Protestos no Rio Deputados pedem no CNJ punição a juiz que decretou prisão de ativistas VIDE NOSSA OPINIÃO AO FINAL DO ARTIGO

Protestos no Rio

Deputados pedem no CNJ punição a juiz que decretou prisão de ativistas.








Quatro deputados federais fizeram uma Reclamação Disciplinar junto ao Conselho Nacional de Justiça contra o juiz Flávio Itabaiana de Oliveira Nicolau, da 27ª Vara Criminal da Cidade do Rio de Janeiro, que determinou a prisão preventiva de 26 ativistas — 19 foram realmente presos — no último sábado (12/7). O juiz justificou as detenções com a possibilidade de os investigados estarem envolvidos em uma manifestação que aconteceria no dia seguinte.
"Sem precedentes no regime democrático, o magistrado reclamado utilizou dos poderes conferidos ao Judiciário para, através de decreto de prisão, coibir supostas tentativas de práticas ilícitas que não tiveram sequer o início de ato preparatório algum. Foram prisões cautelares destinadas a reprimir delitos imaginários forjados pelos aparatos da repressão governamental", afirma trecho da reclamação assinada pelos deputados Jandira Feghali (PCdoB-RJ), Chico Alencar (Psol-RJ), Jean Wyllys (Psol0RJ) e Ivan Valente (Psol-SP).
De acordo com o documento, a falta de fundamentação que legitime as prisões mostram que a decisão teve como objetivo intimidar e reprimir com o Direito Criminal a liberdade de expressão. "No decreto não existem nomes ou fatos. Apenas a anomalia da ficção judicial criada a partir de suposições do autoritarismo", diz outro trecho.
Os parlamentares apontam ainda a falta de individualização da conduta, necessária para requisitar a prisão preventiva, e afirmam que o juiz não apresentou indícios que para motivar a prisão. "A leitura da decisão do magistrado reclamado revela uma arbitrariedade inaceitável. O ato agride o Estado Democrático e de Direito, além dos princípios do devido processo legal e da ampla defesa.
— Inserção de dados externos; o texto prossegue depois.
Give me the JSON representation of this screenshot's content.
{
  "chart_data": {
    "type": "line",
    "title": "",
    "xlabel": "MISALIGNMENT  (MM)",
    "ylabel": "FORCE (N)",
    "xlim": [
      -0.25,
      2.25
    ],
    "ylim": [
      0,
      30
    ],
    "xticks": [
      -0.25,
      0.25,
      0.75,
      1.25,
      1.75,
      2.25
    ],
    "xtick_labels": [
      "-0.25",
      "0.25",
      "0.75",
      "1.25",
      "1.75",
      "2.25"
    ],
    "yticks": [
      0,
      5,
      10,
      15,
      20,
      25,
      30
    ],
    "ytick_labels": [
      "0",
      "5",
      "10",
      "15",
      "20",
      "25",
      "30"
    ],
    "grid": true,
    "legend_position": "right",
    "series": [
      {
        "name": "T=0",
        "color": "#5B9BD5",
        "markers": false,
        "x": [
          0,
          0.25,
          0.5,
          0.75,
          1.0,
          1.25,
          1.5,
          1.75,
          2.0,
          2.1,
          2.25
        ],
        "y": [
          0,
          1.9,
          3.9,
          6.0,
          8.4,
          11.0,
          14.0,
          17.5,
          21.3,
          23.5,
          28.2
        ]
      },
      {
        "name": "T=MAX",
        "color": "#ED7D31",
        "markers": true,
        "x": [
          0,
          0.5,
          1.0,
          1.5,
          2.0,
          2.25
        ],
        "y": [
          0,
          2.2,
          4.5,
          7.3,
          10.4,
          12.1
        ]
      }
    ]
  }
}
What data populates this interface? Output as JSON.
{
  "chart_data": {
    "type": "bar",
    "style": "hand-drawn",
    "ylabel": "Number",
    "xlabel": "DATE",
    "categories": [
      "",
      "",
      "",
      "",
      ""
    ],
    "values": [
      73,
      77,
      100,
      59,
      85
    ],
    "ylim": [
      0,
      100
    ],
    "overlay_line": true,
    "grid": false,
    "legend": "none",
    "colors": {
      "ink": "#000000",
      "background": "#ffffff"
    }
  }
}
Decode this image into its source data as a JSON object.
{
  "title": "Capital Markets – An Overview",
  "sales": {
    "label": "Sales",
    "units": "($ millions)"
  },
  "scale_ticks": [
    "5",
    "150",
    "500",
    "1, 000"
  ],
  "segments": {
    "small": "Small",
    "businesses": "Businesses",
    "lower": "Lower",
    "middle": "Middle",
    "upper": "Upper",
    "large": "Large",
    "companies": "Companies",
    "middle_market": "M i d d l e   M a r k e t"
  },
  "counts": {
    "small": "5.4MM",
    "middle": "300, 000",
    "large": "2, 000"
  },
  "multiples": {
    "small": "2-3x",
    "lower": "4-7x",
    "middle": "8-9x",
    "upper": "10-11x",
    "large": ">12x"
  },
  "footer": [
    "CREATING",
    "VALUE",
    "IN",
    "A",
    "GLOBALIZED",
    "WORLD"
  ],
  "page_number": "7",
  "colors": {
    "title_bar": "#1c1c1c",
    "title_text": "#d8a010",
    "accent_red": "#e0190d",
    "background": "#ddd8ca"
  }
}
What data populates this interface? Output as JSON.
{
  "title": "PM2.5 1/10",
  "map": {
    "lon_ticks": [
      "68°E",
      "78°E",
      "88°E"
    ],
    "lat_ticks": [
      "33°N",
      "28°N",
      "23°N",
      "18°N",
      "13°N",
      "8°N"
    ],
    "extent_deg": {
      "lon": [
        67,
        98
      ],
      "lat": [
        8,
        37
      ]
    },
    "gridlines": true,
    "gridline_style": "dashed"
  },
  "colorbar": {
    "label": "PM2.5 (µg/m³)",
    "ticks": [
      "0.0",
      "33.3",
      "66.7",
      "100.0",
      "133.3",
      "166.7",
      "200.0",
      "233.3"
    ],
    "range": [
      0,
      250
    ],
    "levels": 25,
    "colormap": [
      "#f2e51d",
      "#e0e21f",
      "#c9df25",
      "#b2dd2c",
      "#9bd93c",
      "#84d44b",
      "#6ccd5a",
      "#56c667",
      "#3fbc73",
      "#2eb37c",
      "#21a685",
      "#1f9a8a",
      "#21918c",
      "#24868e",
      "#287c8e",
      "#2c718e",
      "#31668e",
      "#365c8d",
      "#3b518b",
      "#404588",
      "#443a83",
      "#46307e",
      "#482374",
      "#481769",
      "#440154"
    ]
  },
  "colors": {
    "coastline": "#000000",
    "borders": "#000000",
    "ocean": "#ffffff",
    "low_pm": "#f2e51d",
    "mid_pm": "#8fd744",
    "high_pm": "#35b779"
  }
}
As prisões constituem ato eminentemente político e criam perigoso precedente: a privação da liberdade individual passa a ser objeto de decisão fundada em previsões e no cálculo relativo ao interesse do poder executivo", complementam os deputados.
O documento indica ainda que houve violação às prerrogativas profissionais dos advogados defensores das pessoas presas. Os parlamentares narram que foi criada uma série de dificuldades para acesso ao teor das denúncias. "Toda a operação foi realizada de forma a impedir que os presos pudessem ser beneficiados pelo remédio do Habeas Corpus. Configurou-se assim mais uma ofensa ao texto constitucional: a impossibilidade de acesso à Justiça."
Os deputados pedem que o Conselho Nacional de Justiça abra um processo administrativo disciplinar contra o juiz e aplique as penalidades cabíveis. Além disso, pedem acesso à uma cópia integral do processo que resultou na ordem de prisão dos manifestantes.
A decisão do juiz Flávio Itabaiana está agitando o meio jurídico. Especialistas ouvidos pela revista Consultor Jurídico classificaram a decisão com um exercício de "futurologia". Segundo o jurista e professor Lenio Streck, "trata-se da versão jabuticaba do filme Minority Report, em que as pessoas eram presas antes do crime — o sistema detectava o crime antes de ele ser cometido. Só que o filme, com Tom Cruise, era ficção, mas os presos de forma antecipada [no Brasil] são reais".
Clique aqui para ler a íntegra da Reclamação Disciplinar.
FONTE: NOTÍCIAS CONJUR

NOSSA OPINIÃO: Estou de acordo com o  comportamento do Juiz porque, futurologia não se baseia em milhares de fatos ocorridos, como no presente caso, até porque, nas redes sociais existiam comandos dos Blak Blocs dizendo que não haveria final na copa do  mundo. Lado outro, todos os indiciados foram reiteradamente presos anteriormente por ações ilegais de depredação de prédios públicos e privados. LOGO, SÃO BANDIDOS E NÃO VÂNDALOS COMO CARINHOSAMENTE  OS DENOMINAM A NOSSA MÍDIA CONDESCENDENTE. 
 
Porque não mostram a cara professor Lenio Streck NA FOTO ACIMA ESTÃO LEVANDO PORRETES E NÃO TERÇOS PRA ORAR PELO SOFRIDO POVO BRASILEIRO.
DEMAGOGIA TEM LIMITES E AQUI JÁ PASSOU DE HÁ MUITO.
Quanto a fala do professor Lenio Streck a sua comparação é tão absurda e ridícula como o filme, aqui os antecedentes dos bandidos e suas promessas poderiam e deveriam ser reprimidas sim. 
O professor quer "ficar bem na fita" pois, defender bandidos, está na moda. 
O mobiliário público, bancos, lojas e carros particulares e até da imprensa como já ocorrido e que poderiam ser depredados agradecem a este juiz pela sua corajosa atitude.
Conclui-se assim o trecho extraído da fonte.